On 8/28/25 12:08 AM, Paolo Bonzini wrote:
On Wed, Aug 27, 2025 at 6:01 PM Sean Christopherson seanjc@google.com wrote:
On Wed, Aug 27, 2025, Fei Li wrote:
Commit ff90afa75573 ("KVM: x86: Evaluate latched_init in KVM_SET_VCPU_EVENTS when vCPU not in SMM") changes KVM_SET_VCPU_EVENTS handler to set pending LAPIC INIT event regardless of if vCPU is in SMM mode or not.
However, latch INIT without checking CPU state exists race condition, which causes the loss of INIT event. This is fatal during the VM startup process because it will cause some AP to never switch to non-root mode. Just as commit f4ef19108608 ("KVM: X86: Fix loss of pending INIT due to race") said: BSP AP kvm_vcpu_ioctl_x86_get_vcpu_events events->smi.latched_init = 0
kvm_vcpu_block kvm_vcpu_check_block schedule
send INIT to AP kvm_vcpu_ioctl_x86_set_vcpu_events (e.g. `info registers -a` when VM starts/reboots) if (events->smi.latched_init == 0) clear INIT in pending_events
This is a QEMU bug, no?
I think I agree.
Actually this is a bug triggered by one monitor tool in our production environment. This monitor executes 'info registers -a' hmp at a fixed frequency, even during VM startup process, which makes some AP stay in KVM_MP_STATE_UNINITIALIZED forever. But thisrace only occurs with extremely low probability, about 1~2 VM hangs per week.

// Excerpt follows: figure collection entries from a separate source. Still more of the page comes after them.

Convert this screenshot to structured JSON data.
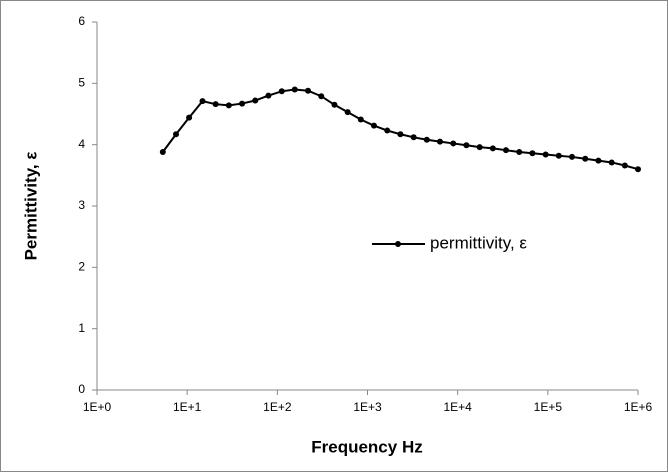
{
  "chart_data": {
    "type": "line",
    "x_label": "Frequency Hz",
    "y_label": "Permittivity, ε",
    "x_log": true,
    "grid": false,
    "legend": "center-right",
    "x": [
      5.37,
      7.52,
      10.5,
      14.8,
      20.7,
      29.0,
      40.6,
      56.9,
      79.6,
      112,
      156,
      219,
      307,
      430,
      603,
      843,
      1180,
      1656,
      2317,
      3251,
      4550,
      6368,
      8933,
      12500,
      17540,
      24550,
      34360,
      48190,
      67450,
      94620,
      132400,
      185400,
      260000,
      363900,
      510500,
      714500,
      1000000
    ],
    "series": [
      {
        "name": "permittivity, ε",
        "color": "#000000",
        "values": [
          3.88,
          4.17,
          4.44,
          4.71,
          4.66,
          4.64,
          4.67,
          4.72,
          4.8,
          4.87,
          4.9,
          4.88,
          4.79,
          4.65,
          4.53,
          4.41,
          4.31,
          4.23,
          4.17,
          4.12,
          4.08,
          4.05,
          4.02,
          3.99,
          3.96,
          3.94,
          3.91,
          3.88,
          3.86,
          3.84,
          3.82,
          3.8,
          3.77,
          3.74,
          3.71,
          3.66,
          3.6
        ]
      }
    ],
    "xlim": [
      1,
      1000000
    ],
    "xticks": [
      {
        "value": 1,
        "label": "1E+0"
      },
      {
        "value": 10,
        "label": "1E+1"
      },
      {
        "value": 100,
        "label": "1E+2"
      },
      {
        "value": 1000,
        "label": "1E+3"
      },
      {
        "value": 10000,
        "label": "1E+4"
      },
      {
        "value": 100000,
        "label": "1E+5"
      },
      {
        "value": 1000000,
        "label": "1E+6"
      }
    ],
    "ylim": [
      0,
      6
    ],
    "yticks": [
      0,
      1,
      2,
      3,
      4,
      5,
      6
    ]
  }
}
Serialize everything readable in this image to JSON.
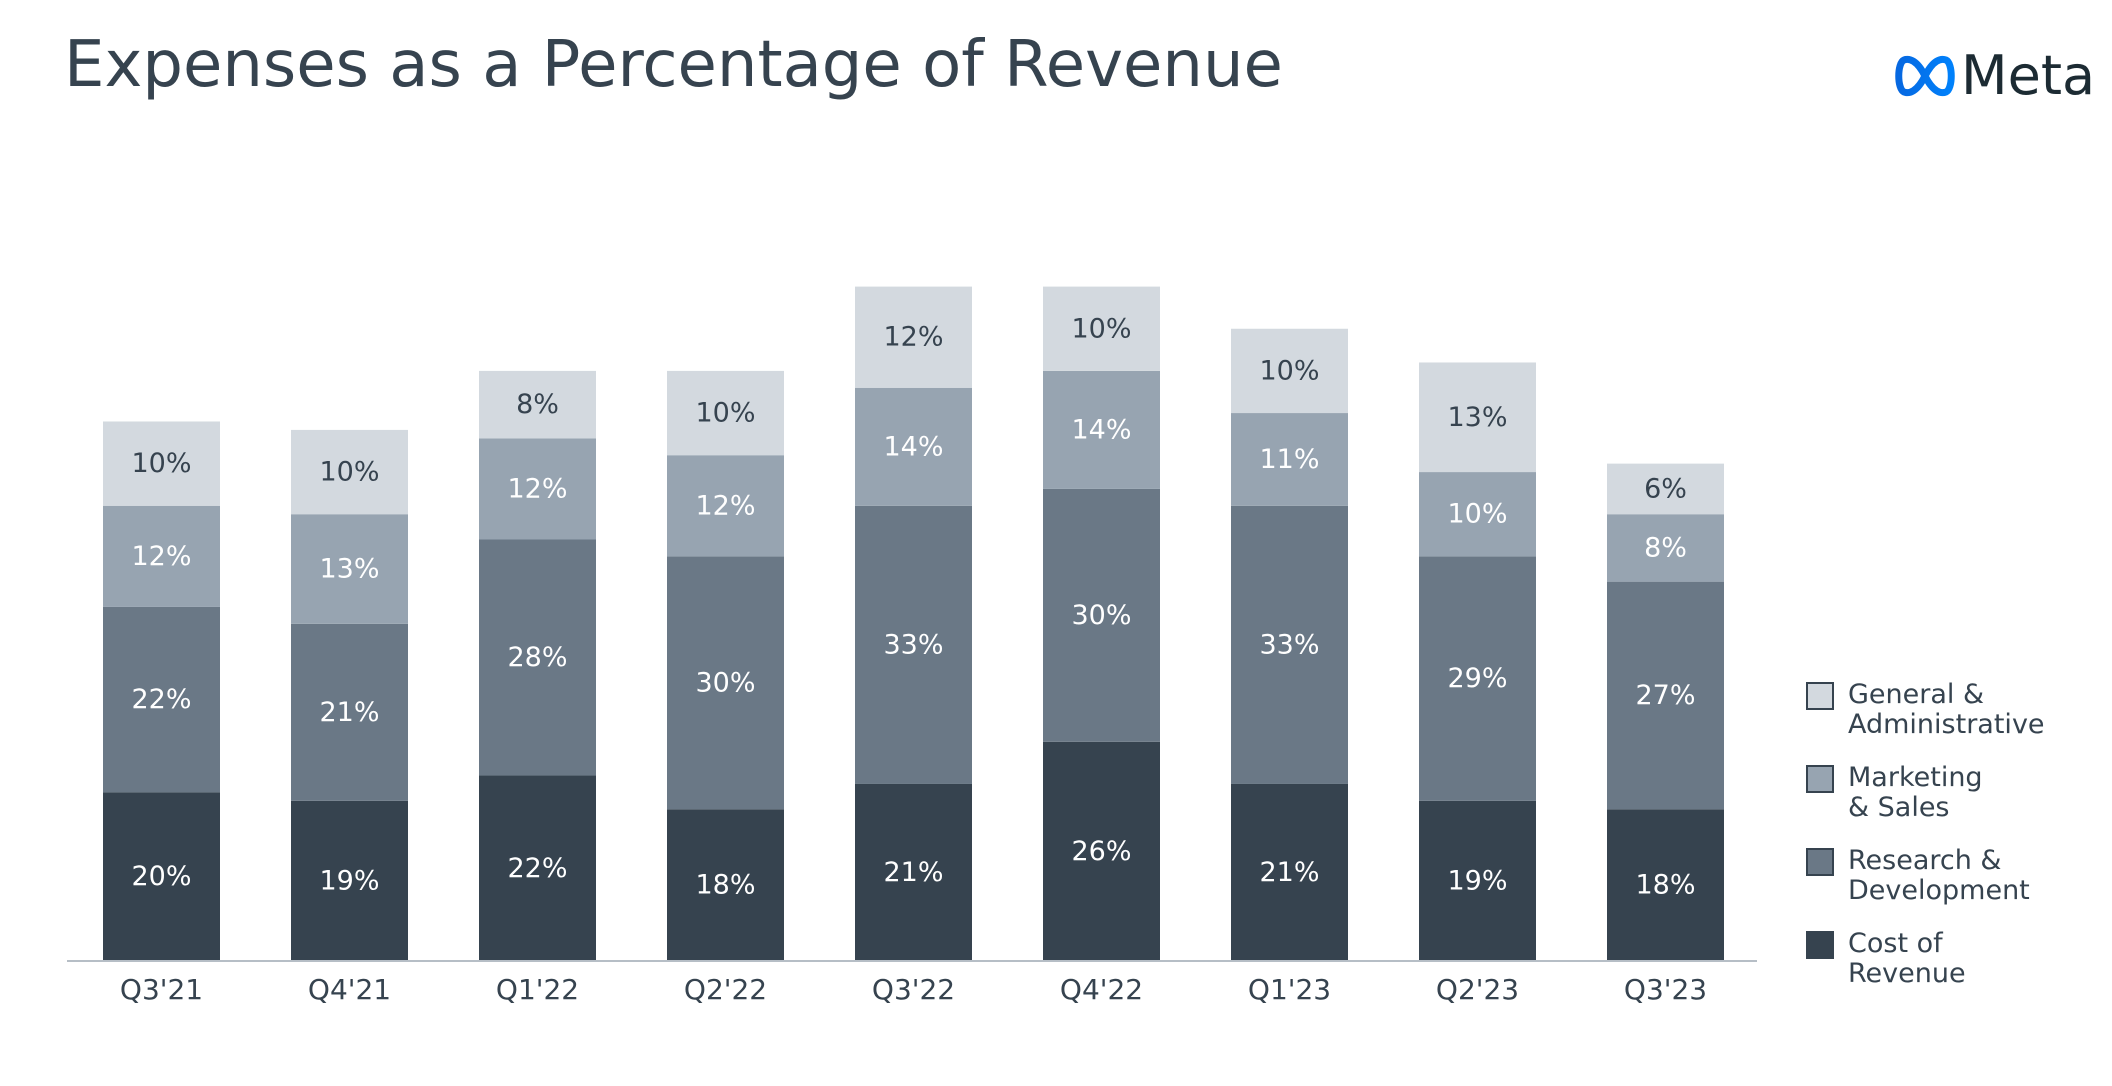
{
  "header": {
    "title": "Expenses as a Percentage of Revenue",
    "logo_text": "Meta"
  },
  "chart_data": {
    "type": "bar",
    "stacked": true,
    "title": "Expenses as a Percentage of Revenue",
    "xlabel": "",
    "ylabel": "",
    "categories": [
      "Q3'21",
      "Q4'21",
      "Q1'22",
      "Q2'22",
      "Q3'22",
      "Q4'22",
      "Q1'23",
      "Q2'23",
      "Q3'23"
    ],
    "series": [
      {
        "name": "Cost of\nRevenue",
        "color": "#36434f",
        "label_color": "#ffffff",
        "values": [
          20,
          19,
          22,
          18,
          21,
          26,
          21,
          19,
          18
        ]
      },
      {
        "name": "Research &\nDevelopment",
        "color": "#6a7886",
        "label_color": "#ffffff",
        "values": [
          22,
          21,
          28,
          30,
          33,
          30,
          33,
          29,
          27
        ]
      },
      {
        "name": "Marketing\n& Sales",
        "color": "#97a4b1",
        "label_color": "#ffffff",
        "values": [
          12,
          13,
          12,
          12,
          14,
          14,
          11,
          10,
          8
        ]
      },
      {
        "name": "General &\nAdministrative",
        "color": "#d3d9df",
        "label_color": "#36434f",
        "values": [
          10,
          10,
          8,
          10,
          12,
          10,
          10,
          13,
          6
        ]
      }
    ],
    "labels": [
      [
        "20%",
        "19%",
        "22%",
        "18%",
        "21%",
        "26%",
        "21%",
        "19%",
        "18%"
      ],
      [
        "22%",
        "21%",
        "28%",
        "30%",
        "33%",
        "30%",
        "33%",
        "29%",
        "27%"
      ],
      [
        "12%",
        "13%",
        "12%",
        "12%",
        "14%",
        "14%",
        "11%",
        "10%",
        "8%"
      ],
      [
        "10%",
        "10%",
        "8%",
        "10%",
        "12%",
        "10%",
        "10%",
        "13%",
        "6%"
      ]
    ],
    "ylim": [
      0,
      80
    ],
    "grid": false,
    "legend_position": "right"
  }
}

Considering other emulators, like cloud-hypervisor and firecracker maybe also have similar potential race issues, I think KVM had better do some handling. But anyway, I will check Qemu code to avoid such race. Thanks for both of your comments. 🙂
Have a nice day, thanks Fei
IIUC, it's invoking kvm_vcpu_ioctl_x86_set_vcpu_events() with stale data.
More precisely, it's not expecting other vCPUs to change the pending events asynchronously.
Yes, will sort out a more complete calling process later.
I'm also a bit confused as to how QEMU is even gaining control of the vCPU to emit KVM_SET_VCPU_EVENTS if the vCPU is in kvm_vcpu_block().
With a signal. :)
Paolo